Medioriente, tentativi Usa di calmare gli animi

MONDO. Per anni abbiamo sentito lamentare un presunto disimpegno degli Stati Uniti dal Medio Oriente.

Idea discutibile, se consideriamo che da lungo tempo sono presenti nella regione circa 30mila soldati americani sparsi nelle basi di Qatar, Bahrein, Emirati Arabi Uniti, Arabia Saudita, Iraq e persino Siria, dove occupano la porzione di territorio siriano più ricca di petrolio, che furono le bombe Usa a stroncare lo Stato islamico e che il sostegno a Israele non è mai mancato. Ma tant’è, si aveva la sensazione che ai diversi inquilini della Casa Bianca interessassero di più altri fronti e altri avversari. La Russia e la Cina, per esempio.

Dalla notte dell’attacco iraniano a Israele questa tesi è comunque diventata difficile da sostenere. Più passa il tempo e si susseguono le prese di posizione dei leader, più cresce la sensazione che dietro la guerra-non guerra tra l’Iran e lo Stato ebraico, come peraltro nelle pieghe della più ampia crisi tra Israele e i palestinesi di Gaza, ci sia un tentativo di regia degli Stati Uniti. I fatti, del resto, sono sotto gli occhi di tutti.

L’attacco iraniano era largamente preventivato, tanto che le fonti Usa l’avevano annunciato con puntualità, nei tempi e nei modi. D’altra parte, la strategia scelta da Teheran, con ordigni che impiegavano ore ad avvicinare il bersaglio, consentiva alle difese antiaeree israeliane di prepararsi con comodo ed eliminarli, come infatti è poi puntualmente avvenuto. Sull’altro lato della barricata, il premier israeliano Netanyahu ha ritirato le truppe dal Sud della Striscia di Gaza in seguito ai rimbrotti di Joe Biden.

Ma soprattutto si è visto come gli Usa, nel caso dell’operazione militare lanciata dagli iraniani, siano stati in grado di muovere una coalizione militare proporzionata alle dimensioni della crisi ma efficacissima: i caccia americani, inglesi e francesi sono volati a intercettare droni e missili, la Giordania ha collaborato, e non solo offrendo il proprio spazio aereo. Risultato: gran parte dei droni e dei missili sono stati distrutti ancor prima che raggiungessero il cielo di Israele.

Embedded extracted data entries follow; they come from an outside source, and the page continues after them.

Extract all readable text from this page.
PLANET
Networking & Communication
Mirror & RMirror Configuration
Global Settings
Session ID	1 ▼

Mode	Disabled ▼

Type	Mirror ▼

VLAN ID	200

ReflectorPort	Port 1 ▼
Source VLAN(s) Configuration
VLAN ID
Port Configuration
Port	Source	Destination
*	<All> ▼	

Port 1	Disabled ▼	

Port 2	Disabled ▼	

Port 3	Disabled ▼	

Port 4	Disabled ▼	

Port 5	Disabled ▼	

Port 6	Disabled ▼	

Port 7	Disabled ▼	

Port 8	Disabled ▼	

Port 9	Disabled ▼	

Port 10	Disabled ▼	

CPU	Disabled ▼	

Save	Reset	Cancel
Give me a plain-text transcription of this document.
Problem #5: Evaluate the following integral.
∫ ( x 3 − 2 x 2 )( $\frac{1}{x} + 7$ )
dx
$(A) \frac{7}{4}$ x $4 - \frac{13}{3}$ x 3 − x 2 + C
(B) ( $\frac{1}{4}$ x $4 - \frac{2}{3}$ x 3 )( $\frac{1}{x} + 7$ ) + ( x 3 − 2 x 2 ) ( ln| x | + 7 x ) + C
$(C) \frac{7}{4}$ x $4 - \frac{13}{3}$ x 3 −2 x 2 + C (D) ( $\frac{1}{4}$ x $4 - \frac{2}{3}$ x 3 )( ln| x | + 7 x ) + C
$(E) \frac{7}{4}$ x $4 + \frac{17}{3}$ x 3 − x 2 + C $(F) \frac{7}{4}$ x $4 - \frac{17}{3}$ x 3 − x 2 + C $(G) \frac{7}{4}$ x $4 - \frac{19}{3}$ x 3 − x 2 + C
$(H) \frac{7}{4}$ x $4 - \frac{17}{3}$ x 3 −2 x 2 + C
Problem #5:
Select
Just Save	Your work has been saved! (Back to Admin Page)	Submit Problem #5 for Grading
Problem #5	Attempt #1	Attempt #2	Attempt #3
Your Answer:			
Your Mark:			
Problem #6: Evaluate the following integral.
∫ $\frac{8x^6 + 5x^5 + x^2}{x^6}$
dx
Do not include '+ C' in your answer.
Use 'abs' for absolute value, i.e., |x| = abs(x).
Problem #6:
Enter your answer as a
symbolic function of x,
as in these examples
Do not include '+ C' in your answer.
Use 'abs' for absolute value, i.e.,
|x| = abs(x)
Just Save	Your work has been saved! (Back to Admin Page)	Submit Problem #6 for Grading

Come i generali iraniani, peraltro, sapevano che sarebbe successo.

È evidente, quindi, che gli Stati Uniti non solo sono tornati in Medio Oriente (ammesso sempre che se ne fossero andati) ma l’hanno fatto con la più chiara intenzione di mettere mano agli eventi, tentando una funzione moderatrice anche a costo di scombinare qualche tradizione politica. Lo si è visto con la crisi di Gaza, in cui Biden ha tolto a Netanyahu la garanzia totale che da sempre la Casa Bianca forniva ai Governi di Israele. Gli Usa vogliono continuare a difendere Israele ma non al prezzo di farsi accomunare alla strategia irrazionale, inconcludente e crudele del suo attuale primo ministro. E non vogliono che le stragi di Hamas e dell’esercito israeliano servano da scusa all’Iran per accendere un conflitto più ampio che, peraltro, le forze armate iraniane non potrebbero reggere.

In più, la Casa Bianca sembra conservare quello sguardo ampio che, com’è logico, manca ai diretti contendenti. Il Libano è una costruzione fragile (per il complicato assetto istituzionale e per l’acutissima crisi economica) che può andare in pezzi in qualunque momento. Il Mar Rosso è uno snodo troppo importante per i commerci e le comunicazioni internazionali e non può essere abbandonato alle incursioni degli Houthi. La guerra tra Russia e Ucraina è lungi dall’essere conclusa. Calmare gli animi, o almeno provarci, è oggi l’unica politica degna di tal nome.